After the performance, Hanson and Roessler fell into conversation with Jean Rochard, who founded the record company, nato music, in France 30 years ago this year.
During the conversation the musicians reminisced about an episode of “Night Music,” a TV program from the 1980s, during which Leonard Cohen and Sonny Rollins performed as a duo. Intrigued, Rochard went home and found the episode on the Internet. “It was on YouTube,” he says. “The two of them performing together. It was incredible.”
A few days later, he suggested to the Merlins that they record a CD of Cohen songs. Both Roessler and Nathan had recorded music at Kid Dakota’s studio in Northeast Minneapolis, and Roessler plays in his band, so Roessler approached the vocalist and asked if he was interested in collaborating. He was. “His songs are similar in sensibility to Leonard Cohen’s,” Hanson says. “It just seemed like a good fit.”

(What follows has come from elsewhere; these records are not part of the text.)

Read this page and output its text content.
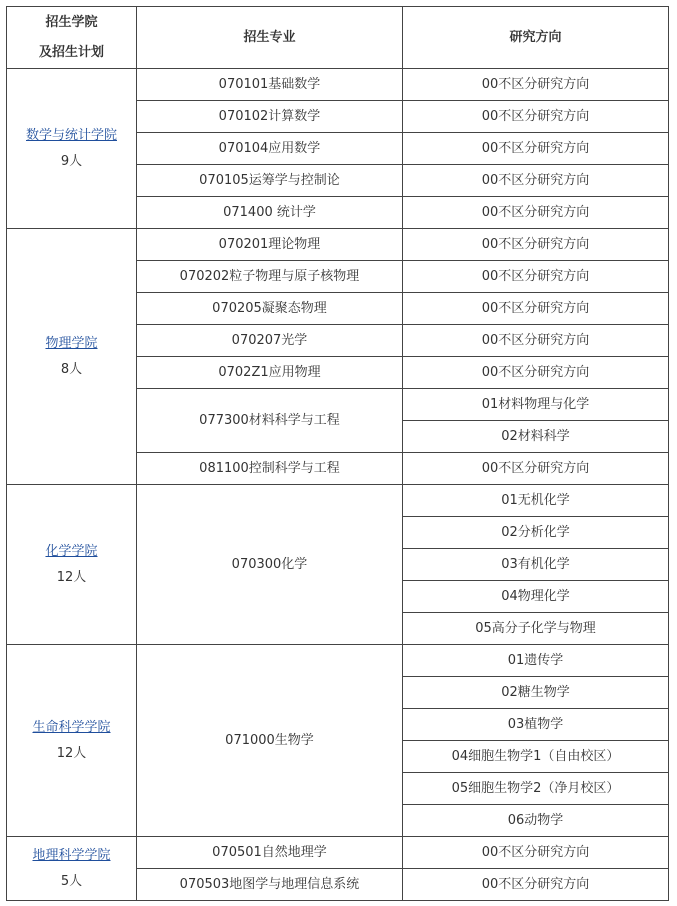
招生学院
及招生计划	招生专业	研究方向
数学与统计学院
9人	070101基础数学	00不区分研究方向
	070102计算数学	00不区分研究方向
	070104应用数学	00不区分研究方向
	070105运筹学与控制论	00不区分研究方向
	071400 统计学	00不区分研究方向
物理学院
8人	070201理论物理	00不区分研究方向
	070202粒子物理与原子核物理	00不区分研究方向
	070205凝聚态物理	00不区分研究方向
	070207光学	00不区分研究方向
	0702Z1应用物理	00不区分研究方向
	077300材料科学与工程	01材料物理与化学
		02材料科学
	081100控制科学与工程	00不区分研究方向
化学学院
12人	070300化学	01无机化学
		02分析化学
		03有机化学
		04物理化学
		05高分子化学与物理
生命科学学院
12人	071000生物学	01遗传学
		02糖生物学
		03植物学
		04细胞生物学1（自由校区）
		05细胞生物学2（净月校区）
		06动物学
地理科学学院
5人	070501自然地理学	00不区分研究方向
	070503地图学与地理信息系统	00不区分研究方向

Despite the sellout performances in France and even though FNAC and FIP are featuring the album, nato has no U.S. distributor for how the light gets in. The CD is being distributed in Canada and several European countries. Meanwhile, Rochard and his France-based distributor, L’Autre Distribution, are working on finding an American distributor. And, of course, copies of it will be sale at the Black Dog Friday.
In the meantime, The Fantastic Merlins are left to savor the irony of being much better known in Paris than they are in their hometown of Minneapolis-St. Paul.
“It’s just nice to be known anywhere,” says Hanson with a smile.
The Fantastic Merlins with Kid Dakota, performing songs from their latest CD how the light gets in, 10 p.m., Friday, June 18, the Black Dog Café.